I am unsure if suicide itself is illegal – and anyway, it is pretty tough to charge any one who was successful in the act. But, for example, most insurance claims are denied if it is determined that the deceased pulled the plug himself.
Anyway, I do know that most countries have laws that do outlaw assisting suicides (although Dr. K a.k.a., Dr. Death, has said (boasted, depending on your point of view) that no jury would ever convict him).
Well, in Japan a couple of weeks ago, a man killed 8 kids in an elementary school with a knife. Initial reports were that he had tried to ‘plan’ an insanity defense. It is now pretty clear that in fact his intention was to get the death penalty; he has said as much. Yesterday, he fired the two lawyers assigned to him when they indicated they would fight to avoid the death penalty.
So, we apparently have a guy unable to kill himself, and apparently is trying to get the state do to it for him. Now, the US and Japan both outlaw murder but have no problem with the death penalty. Is this another instance in which the government should have no qualms about assisting the criminal in his suicide wish?
Tangent question: isn’t someone who is willing to kill a bunch of innocent kids just to get the death penalty running a few bricks short of a full load? I mean, that sounds pretty insane to me…
Well he was taking ten times the amount of medicine he was supposed to be taking. So no, I don’t think he was thinking clearly at the time. Of course he might have not had the guts to kill himself and saw that as the only way out.

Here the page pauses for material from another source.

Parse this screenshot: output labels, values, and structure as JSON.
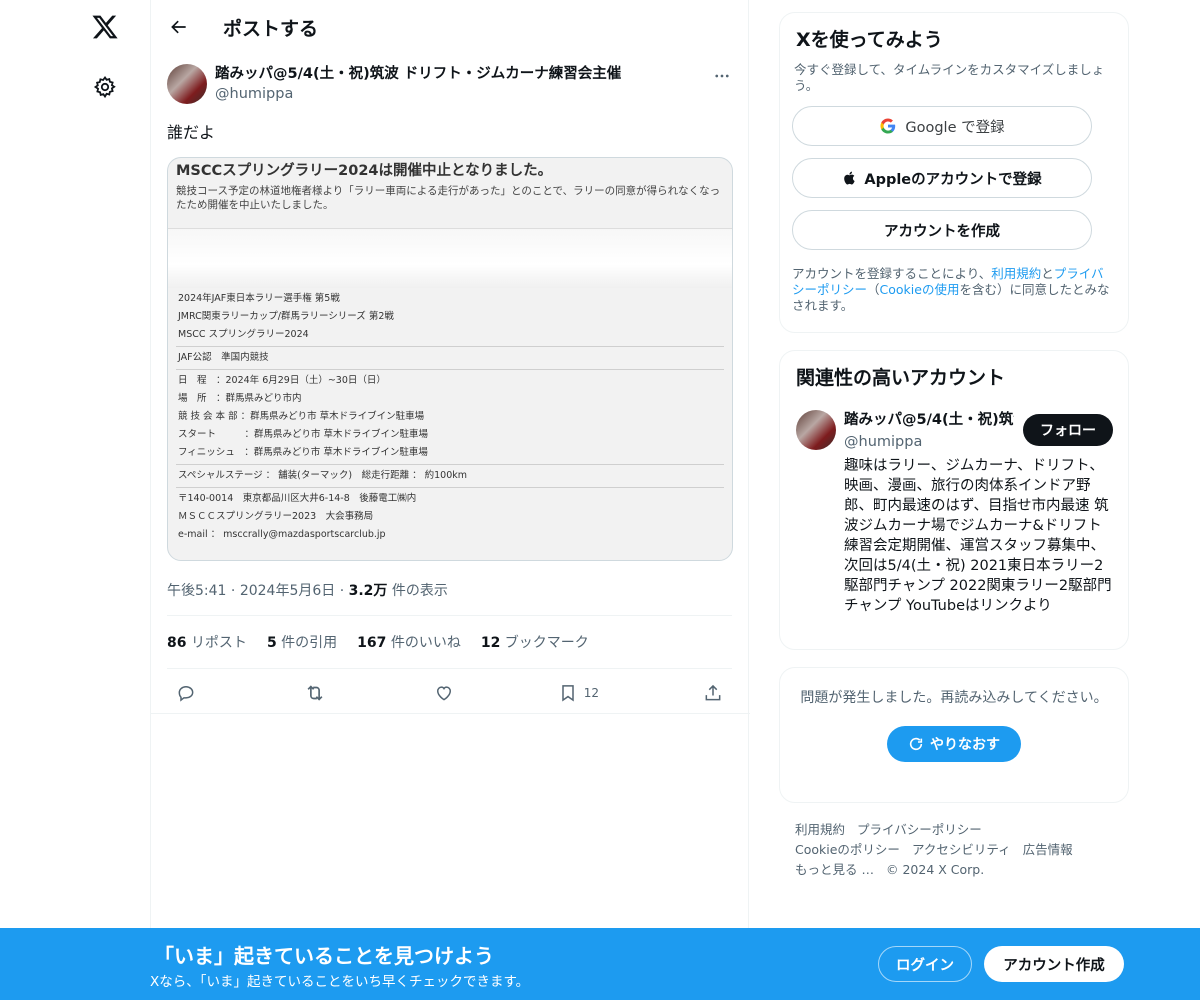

I quess the implecation is that if assisted suicide were available, this nimrod would not have stabbed children.
I dunno. If assisted suicide were available, he would still have to make a decision.
This assumes that the sole reason he stabbed a bunch of kids was because he wanted to die. I disagree wholeheartedly. The primary reason why he stabbed a bunch of kids was because he was a loony-tunes genuinely-certifiable nutcase, and no amount of available assisted-suicide would have changed that.
I am not a Psychiatrist, but… I think that while some people make a rational decision to die, most suicides aren’t rational. I know of a case where a pharmacist committed suicide–by jumping. We can’t ask him why, but I think he must have had the method as part of the idea. In other words, he didn’t think, “my life is intolerable, so what’s the best way to end it?” He thought of ending it and somehow the idea of jumping was part of that thought, not a separate conclusion. I also recall a friend who, in a time of great stress in his life, wanted to end things, but he didn’t want to leave a mess in the bathtub. In his mind, cutting his wrists was the way he was going to go, and he saw no way around leaving a mess. So he didn’t do it, and later got some help. He told me later that if he’d been rationally thinking of good methods, he’d have come up with a dozen that would have been immediately available and wouldn’t have left a mess, but somehow the idea of wrist slashing was an inseparable part of the idea of killing himself.